The big news ahead of Sunday's final one-day fling in Fatullah was Tamim's tummy. Officially, he had a stomach strain, but the internet was full of conspiracy theories.
Some said he had pulled a belly muscle reaching for a third slice of Black Cap Gateau at the series-clinching tea, cake and gloating party in Mirpur. One theory suggested that a crack team of Special Services operatives from the Sports Sabotage Unit at the New Zealand High Commission had infiltrated the Bangladeshi team hotel and downloaded every episode of How I Met Your Mother onto his hard drive, leading to mirth-induced abdominal tearing. It sounded pretty implausible.
Whatever the reason, there was a Tamim-sized hole at the top of the order, and when his replacement, Ziaur Rahman, came out to bat with Shamsur Rahman, the intrepid twosome were staring up at a big pile of runs, on top of which was sitting a particularly smug-looking kiwi. So how do you defeat a metaphorical flightless bird that has the high ground?
The Bangladeshi way: death or glory; or embarrassingly low total making a mockery of their status as professional cricketers or glory. Say Ziaur slowly and it sounds like the noise a sports car makes as it flies past you in the outside lane, spraying water across your windscreen and screaming towards the horizon, chased by a police car. That was how he batted.
The home commentators outlined a plan in which Ziaur was to lay a foundation rather than swing wildly from the start. I get the impression that Bangladeshi pundits have been peddling this same plan for many years, yet every time it is explained to the players, it receives the same response that you get when you suggest to a group of millionaire teenagers that saving it for a rainy day is definitely the best thing to do with money.

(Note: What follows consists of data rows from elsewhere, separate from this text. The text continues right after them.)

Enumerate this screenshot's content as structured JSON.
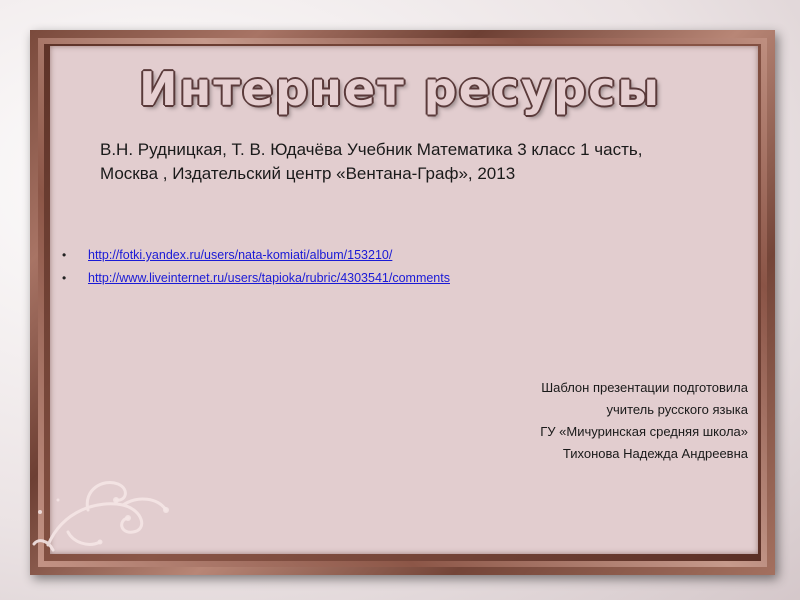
{
  "slide": {
    "title": "Интернет ресурсы",
    "source": {
      "line1": "В.Н. Рудницкая, Т. В. Юдачёва Учебник Математика 3 класс 1 часть,",
      "line2": "Москва , Издательский центр «Вентана-Граф», 2013"
    },
    "links": [
      {
        "text": "http://fotki.yandex.ru/users/nata-komiati/album/153210/"
      },
      {
        "text": "http://www.liveinternet.ru/users/tapioka/rubric/4303541/comments"
      }
    ],
    "credits": [
      "Шаблон презентации подготовила",
      "учитель русского языка",
      "ГУ «Мичуринская средняя школа»",
      "Тихонова Надежда Андреевна"
    ],
    "bullet_glyph": "•",
    "colors": {
      "panel": "#e2cdcf",
      "link": "#1a1ad6",
      "frame": "#8a5446"
    },
    "icons": {
      "ornament": "floral-swirl-icon"
    }
  }
}
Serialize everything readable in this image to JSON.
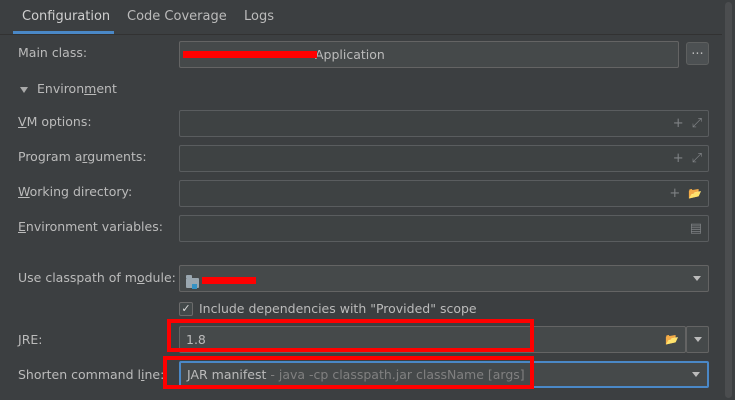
{
  "tabs": [
    {
      "label": "Configuration"
    },
    {
      "label": "Code Coverage"
    },
    {
      "label": "Logs"
    }
  ],
  "main_class": {
    "label": "Main class:",
    "value": "Application",
    "browse_label": "..."
  },
  "environment": {
    "label_pre": "Environ",
    "label_mn": "m",
    "label_post": "ent"
  },
  "vm_options": {
    "label_u": "V",
    "label_rest": "M options:"
  },
  "program_arguments": {
    "label_pre": "Program a",
    "label_u": "r",
    "label_post": "guments:"
  },
  "working_directory": {
    "label_u": "W",
    "label_rest": "orking directory:"
  },
  "environment_variables": {
    "label_u": "E",
    "label_rest": "nvironment variables:"
  },
  "classpath_module": {
    "label_pre": "Use classpath of m",
    "label_u": "o",
    "label_post": "dule:"
  },
  "include_dependencies": {
    "label": "Include dependencies with \"Provided\" scope",
    "checked": "✓"
  },
  "jre": {
    "label_u": "J",
    "label_rest": "RE:",
    "value": "1.8"
  },
  "shorten_command_line": {
    "label_pre": "Shorten command l",
    "label_u": "i",
    "label_post": "ne:",
    "value": "JAR manifest",
    "hint": " - java -cp classpath.jar className [args]"
  },
  "icons": {
    "plus": "+",
    "expand": "⤢",
    "folder": "📂",
    "document": "▤"
  },
  "colors": {
    "accent": "#4a88c7",
    "highlight": "#ff0000",
    "background": "#3c3f41"
  }
}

Besides, when you are Tamim's replacement, you have to out-Tamim Tamim. If you're filling in for Andrea Bocelli, you can't shuffle onto the stage, hum a few Sinatra tunes and hope no one notices you. No, Ziaur knew he had to seize the stage, the day, the game, and everything else it was possible to seize, then shake them vigorously until they acknowledged his supreme authority as Lord of Batsmen and begged him to put them down.
This disconnect between the wishes of the commentators and the natural inclinations of the batsmen produced some surreal commentary, in which the men in the booth talked about the game they wanted to be watching, and Ziaur and Shamsur just did their thing.
"If he can play for ten to 15 overs then that run rate will come down."
Ziaur swishes at a wide half-volley and misses.
"You need to be careful."
Ziaur hoicks at a bouncer.
"Bit of a kamikaze move. Going nowhere with that shot."
Ziaur tries to pull a short one and gets nowhere near it.
"He's got to be aware of the possibility of picking up quick singles."
Ziaur conjures up a glorious back-foot Sehwag-style smash through the covers for four.
"Certainly Ziaur Rehman showing his intent to throw his bat around."
Indeed, and he had the wit to keep hold of one end of it too. Shamsur wasn't listening to the commentators either:
"Shamsur should just hold himself back. Try to rotate the strike."
Bash. Without moving his feet, Shamsur lashes it for six over long-on.
And so it went on. My favourite shot came in the fourth over. Milne pitched one up outside off and Shamsur sent his left foot towards mid-on, his right foot towards point and pulled off an eye-popping slice-slash over cover for six. Milne's response was to stand there looking hurt, as though Shamsur had forgotten his birthday. Then he scratched his nose. You could almost see him thinking, "Should I say something nasty to a man who has just slice-slashed me for six, or should I just stand here quietly and pick my nose?"
Ziaur was out in the eighth over, but by this stage there were already several holes in the dam of New Zealand's imposing total, and every time they thought they'd plugged one, runs began to leak from a different place. Shamsur, Naeem and Nasir chipped away, and the steadily streaming run rate became a torrent, then a flood, until the metaphorical kiwi toppled from its perch, and the fibreglass tiger on top of the pavilion roof uttered an imaginary roar to celebrate Bangladesh's second-best one-day international run chase ever.